Amazon (AMZN) is flooded with ‘fake’ five-star reviews of popular products, a leading UK consumer group has claimed.
An investigation by the consumer group Which? found hundreds of unverified accounts left top reviews on tech products in a single day.
Which? says glowing reviews from unverified buyers are a “telltale sign of ‘fake’ reviews,” and said its findings showed they had become a “serious problem” in online shopping.
The research found little-known brands dominated search results for several popular tech products including cameras, headphones and smart watches, often thanks to reviews regarded as suspicious by Which?.
But Amazon has said it invests “significant” resources in weeding out fake reviews, and took action against firms and individuals suspected of using them.
The first page of headphones on Amazon’s site was “by far the worst offender,” with every single product from a brand not recognised by the organisation.

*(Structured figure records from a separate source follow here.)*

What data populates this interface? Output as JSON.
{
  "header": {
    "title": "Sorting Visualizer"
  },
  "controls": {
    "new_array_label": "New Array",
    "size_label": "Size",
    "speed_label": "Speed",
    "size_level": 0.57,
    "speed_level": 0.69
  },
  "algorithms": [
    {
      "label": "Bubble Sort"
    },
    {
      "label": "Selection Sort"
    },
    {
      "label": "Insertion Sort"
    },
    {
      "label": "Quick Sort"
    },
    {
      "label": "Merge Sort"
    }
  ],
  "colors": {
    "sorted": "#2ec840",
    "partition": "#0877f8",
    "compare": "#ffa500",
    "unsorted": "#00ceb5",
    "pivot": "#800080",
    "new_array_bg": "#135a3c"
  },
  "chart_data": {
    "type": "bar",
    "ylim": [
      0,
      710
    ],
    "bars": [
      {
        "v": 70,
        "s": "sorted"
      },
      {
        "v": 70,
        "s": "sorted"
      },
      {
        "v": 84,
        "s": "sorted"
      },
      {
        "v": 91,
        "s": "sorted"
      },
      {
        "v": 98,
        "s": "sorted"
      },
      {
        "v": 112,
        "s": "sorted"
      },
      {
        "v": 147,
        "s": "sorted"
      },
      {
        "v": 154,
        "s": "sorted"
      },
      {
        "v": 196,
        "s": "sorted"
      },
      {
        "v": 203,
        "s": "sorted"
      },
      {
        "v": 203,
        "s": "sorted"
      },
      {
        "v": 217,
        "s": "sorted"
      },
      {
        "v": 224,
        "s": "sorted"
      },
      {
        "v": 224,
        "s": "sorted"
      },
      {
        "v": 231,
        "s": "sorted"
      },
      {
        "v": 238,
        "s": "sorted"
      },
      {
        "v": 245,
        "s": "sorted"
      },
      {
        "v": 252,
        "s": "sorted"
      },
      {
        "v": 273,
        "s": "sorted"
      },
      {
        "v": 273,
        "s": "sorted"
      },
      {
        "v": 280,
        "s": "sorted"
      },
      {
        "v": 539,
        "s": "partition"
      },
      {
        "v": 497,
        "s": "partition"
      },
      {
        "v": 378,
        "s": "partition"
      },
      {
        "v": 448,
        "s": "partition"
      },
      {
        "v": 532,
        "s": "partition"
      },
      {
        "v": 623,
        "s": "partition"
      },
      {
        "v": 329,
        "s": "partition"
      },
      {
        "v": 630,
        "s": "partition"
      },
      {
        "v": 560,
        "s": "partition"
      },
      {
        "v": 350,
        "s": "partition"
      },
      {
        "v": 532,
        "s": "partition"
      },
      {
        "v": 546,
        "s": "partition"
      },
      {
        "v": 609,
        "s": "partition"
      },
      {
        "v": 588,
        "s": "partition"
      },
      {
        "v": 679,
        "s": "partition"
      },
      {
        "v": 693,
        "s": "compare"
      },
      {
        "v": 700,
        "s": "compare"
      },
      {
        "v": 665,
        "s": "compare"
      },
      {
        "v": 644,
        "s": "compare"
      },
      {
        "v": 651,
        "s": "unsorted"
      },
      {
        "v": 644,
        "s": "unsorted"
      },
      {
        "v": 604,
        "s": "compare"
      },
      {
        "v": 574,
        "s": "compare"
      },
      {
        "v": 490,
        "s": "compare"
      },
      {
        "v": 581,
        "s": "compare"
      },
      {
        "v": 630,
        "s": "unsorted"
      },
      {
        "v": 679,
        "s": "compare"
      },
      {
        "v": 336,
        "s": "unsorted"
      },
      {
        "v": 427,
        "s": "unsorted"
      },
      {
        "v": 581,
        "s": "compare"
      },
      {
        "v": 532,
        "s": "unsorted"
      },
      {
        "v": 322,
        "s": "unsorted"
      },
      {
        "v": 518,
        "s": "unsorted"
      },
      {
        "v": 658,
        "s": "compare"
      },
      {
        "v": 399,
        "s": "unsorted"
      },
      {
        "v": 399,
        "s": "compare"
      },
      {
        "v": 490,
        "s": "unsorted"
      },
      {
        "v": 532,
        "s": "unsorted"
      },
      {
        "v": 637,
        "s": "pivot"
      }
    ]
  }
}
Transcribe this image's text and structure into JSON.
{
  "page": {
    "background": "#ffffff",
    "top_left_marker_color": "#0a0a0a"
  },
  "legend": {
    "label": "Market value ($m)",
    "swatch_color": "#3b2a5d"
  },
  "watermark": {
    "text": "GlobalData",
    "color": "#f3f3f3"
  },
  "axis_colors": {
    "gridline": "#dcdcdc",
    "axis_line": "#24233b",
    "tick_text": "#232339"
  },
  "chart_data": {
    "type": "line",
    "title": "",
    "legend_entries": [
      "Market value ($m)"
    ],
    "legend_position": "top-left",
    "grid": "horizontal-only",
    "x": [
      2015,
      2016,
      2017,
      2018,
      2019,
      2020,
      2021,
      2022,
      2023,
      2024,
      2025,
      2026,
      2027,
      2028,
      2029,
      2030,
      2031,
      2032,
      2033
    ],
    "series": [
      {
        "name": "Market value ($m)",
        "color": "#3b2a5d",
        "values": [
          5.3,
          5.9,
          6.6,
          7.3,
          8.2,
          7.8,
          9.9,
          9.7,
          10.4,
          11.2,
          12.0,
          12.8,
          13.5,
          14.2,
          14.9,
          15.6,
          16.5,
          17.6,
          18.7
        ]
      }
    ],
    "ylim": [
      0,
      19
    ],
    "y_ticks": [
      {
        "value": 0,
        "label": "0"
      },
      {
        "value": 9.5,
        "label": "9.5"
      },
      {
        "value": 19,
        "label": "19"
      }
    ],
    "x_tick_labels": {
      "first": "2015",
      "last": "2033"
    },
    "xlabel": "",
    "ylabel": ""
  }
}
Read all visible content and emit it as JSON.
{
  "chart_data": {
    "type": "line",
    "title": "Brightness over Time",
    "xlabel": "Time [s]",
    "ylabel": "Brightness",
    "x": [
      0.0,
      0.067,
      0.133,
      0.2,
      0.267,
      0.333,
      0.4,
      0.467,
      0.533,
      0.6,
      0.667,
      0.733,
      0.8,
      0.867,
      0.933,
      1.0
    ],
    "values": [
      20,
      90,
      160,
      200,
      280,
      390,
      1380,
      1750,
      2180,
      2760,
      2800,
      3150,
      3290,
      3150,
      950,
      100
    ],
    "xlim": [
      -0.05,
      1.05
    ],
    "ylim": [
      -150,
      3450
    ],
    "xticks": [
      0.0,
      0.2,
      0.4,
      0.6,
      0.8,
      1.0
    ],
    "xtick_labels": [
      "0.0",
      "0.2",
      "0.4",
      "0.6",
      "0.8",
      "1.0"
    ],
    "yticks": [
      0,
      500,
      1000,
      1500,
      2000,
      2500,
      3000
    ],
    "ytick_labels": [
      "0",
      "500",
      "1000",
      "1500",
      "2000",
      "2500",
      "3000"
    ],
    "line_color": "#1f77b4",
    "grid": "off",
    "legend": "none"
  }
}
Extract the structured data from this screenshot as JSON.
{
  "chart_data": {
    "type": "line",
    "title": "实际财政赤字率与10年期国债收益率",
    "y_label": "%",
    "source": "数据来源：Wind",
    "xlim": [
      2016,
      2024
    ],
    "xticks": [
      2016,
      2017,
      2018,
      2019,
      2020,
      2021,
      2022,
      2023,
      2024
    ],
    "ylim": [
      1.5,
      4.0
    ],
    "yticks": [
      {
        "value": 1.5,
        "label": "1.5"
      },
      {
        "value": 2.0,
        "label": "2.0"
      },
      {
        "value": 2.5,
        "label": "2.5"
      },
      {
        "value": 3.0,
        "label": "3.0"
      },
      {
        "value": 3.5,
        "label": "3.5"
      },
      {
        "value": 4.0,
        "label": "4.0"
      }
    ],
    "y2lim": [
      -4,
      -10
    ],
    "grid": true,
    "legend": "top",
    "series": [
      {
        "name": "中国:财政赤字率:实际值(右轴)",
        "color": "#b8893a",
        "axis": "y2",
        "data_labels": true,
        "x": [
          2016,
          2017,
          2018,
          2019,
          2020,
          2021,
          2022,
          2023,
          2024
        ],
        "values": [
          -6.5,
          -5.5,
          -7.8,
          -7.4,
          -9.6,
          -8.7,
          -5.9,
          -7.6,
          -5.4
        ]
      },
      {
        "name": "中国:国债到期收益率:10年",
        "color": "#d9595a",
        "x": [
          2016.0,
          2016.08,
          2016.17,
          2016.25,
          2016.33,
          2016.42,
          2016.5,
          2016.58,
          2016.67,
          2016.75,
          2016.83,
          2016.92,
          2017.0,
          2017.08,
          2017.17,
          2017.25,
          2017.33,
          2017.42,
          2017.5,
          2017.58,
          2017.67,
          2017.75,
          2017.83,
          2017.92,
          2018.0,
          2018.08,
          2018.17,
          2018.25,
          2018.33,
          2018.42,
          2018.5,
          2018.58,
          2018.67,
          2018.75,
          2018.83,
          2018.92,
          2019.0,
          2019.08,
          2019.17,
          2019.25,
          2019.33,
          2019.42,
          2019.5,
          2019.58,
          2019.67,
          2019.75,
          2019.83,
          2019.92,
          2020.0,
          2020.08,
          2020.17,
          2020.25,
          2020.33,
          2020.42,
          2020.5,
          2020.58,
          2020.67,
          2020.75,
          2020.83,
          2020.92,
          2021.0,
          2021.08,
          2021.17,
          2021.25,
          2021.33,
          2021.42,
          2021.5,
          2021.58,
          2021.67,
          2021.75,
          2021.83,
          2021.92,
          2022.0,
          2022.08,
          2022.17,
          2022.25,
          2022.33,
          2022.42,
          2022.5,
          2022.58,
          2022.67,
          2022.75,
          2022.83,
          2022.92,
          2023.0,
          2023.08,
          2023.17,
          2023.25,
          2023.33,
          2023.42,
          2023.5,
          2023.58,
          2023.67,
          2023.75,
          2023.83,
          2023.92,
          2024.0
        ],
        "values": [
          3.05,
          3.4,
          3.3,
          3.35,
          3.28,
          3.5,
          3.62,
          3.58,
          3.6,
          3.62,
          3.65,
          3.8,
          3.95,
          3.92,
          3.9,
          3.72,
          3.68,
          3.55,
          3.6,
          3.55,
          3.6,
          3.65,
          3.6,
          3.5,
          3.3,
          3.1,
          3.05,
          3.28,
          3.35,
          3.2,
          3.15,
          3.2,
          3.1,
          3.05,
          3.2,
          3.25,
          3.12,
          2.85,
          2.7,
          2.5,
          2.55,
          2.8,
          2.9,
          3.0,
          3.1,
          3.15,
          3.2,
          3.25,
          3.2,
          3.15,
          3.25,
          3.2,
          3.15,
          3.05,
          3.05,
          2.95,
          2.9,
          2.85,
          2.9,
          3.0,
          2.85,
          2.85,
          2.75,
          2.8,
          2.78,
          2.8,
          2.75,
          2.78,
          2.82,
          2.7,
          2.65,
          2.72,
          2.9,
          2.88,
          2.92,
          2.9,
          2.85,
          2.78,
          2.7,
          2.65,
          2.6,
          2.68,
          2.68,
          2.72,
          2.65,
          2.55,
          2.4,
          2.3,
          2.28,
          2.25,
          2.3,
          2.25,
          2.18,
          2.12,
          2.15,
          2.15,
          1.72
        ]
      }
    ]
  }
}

Which? found more than 10,000 reviews from unverified users on just 24 pairs of headphones in a couple of hours.
It said 71% of products on the first headphones page had perfect five-star reviews, and 87% of products were not confirmed as Amazon purchases.
In some cases, it found positive reviews for the wrong products on listings.
Hannah Walsh of Which? said: “97% of shoppers rely on online customer reviews to help make a purchase, according to a survey we conducted in September 2018 of more than 2,000 adults. The Competition and Markets Authority (CMA) estimates that £23bn a year of UK consumer spending is potentially influenced by online reviews.
“This makes fake reviews a serious problem – at best they could mislead you into buying a product that’s not as good as it appeared, at worse you could end up with something that’s not even fit for purpose.”
An Amazon spokesperson told the Guardian in a statement: “[We] invest significant resources to protect the integrity of reviews in our store because we know customers value the insights and experiences shared by fellow shoppers.
“We have clear participation guidelines for both reviewers and selling partners and we suspend, ban and take legal action on those who violate our policies.”
Four ways to spot a fake review
- Check the reviewer’s profile. Have a look at all of their reviews. If they are all on the same day, or show very similar comments on different products, you should smell a rat.
- Look for reviews below five stars. Fake reviewers might leave one-star reviews on competitor’s pages, but they certainly don’t leave three- and four-star reviews.
- Look for one-word reviews. Star ratings matter more than comments left in Amazon’s algorithms, so a fake reviewer is not likely to waste time with a detailed post. One-word, non-specific reviews they can leave across multiple products are a giveaway.
- Check the wishlist on a seller’s profile page. If you see the same items repeatedly, even though you’re looking at different reviewers’ profiles, it’s a sure-fire sign of something suspicious.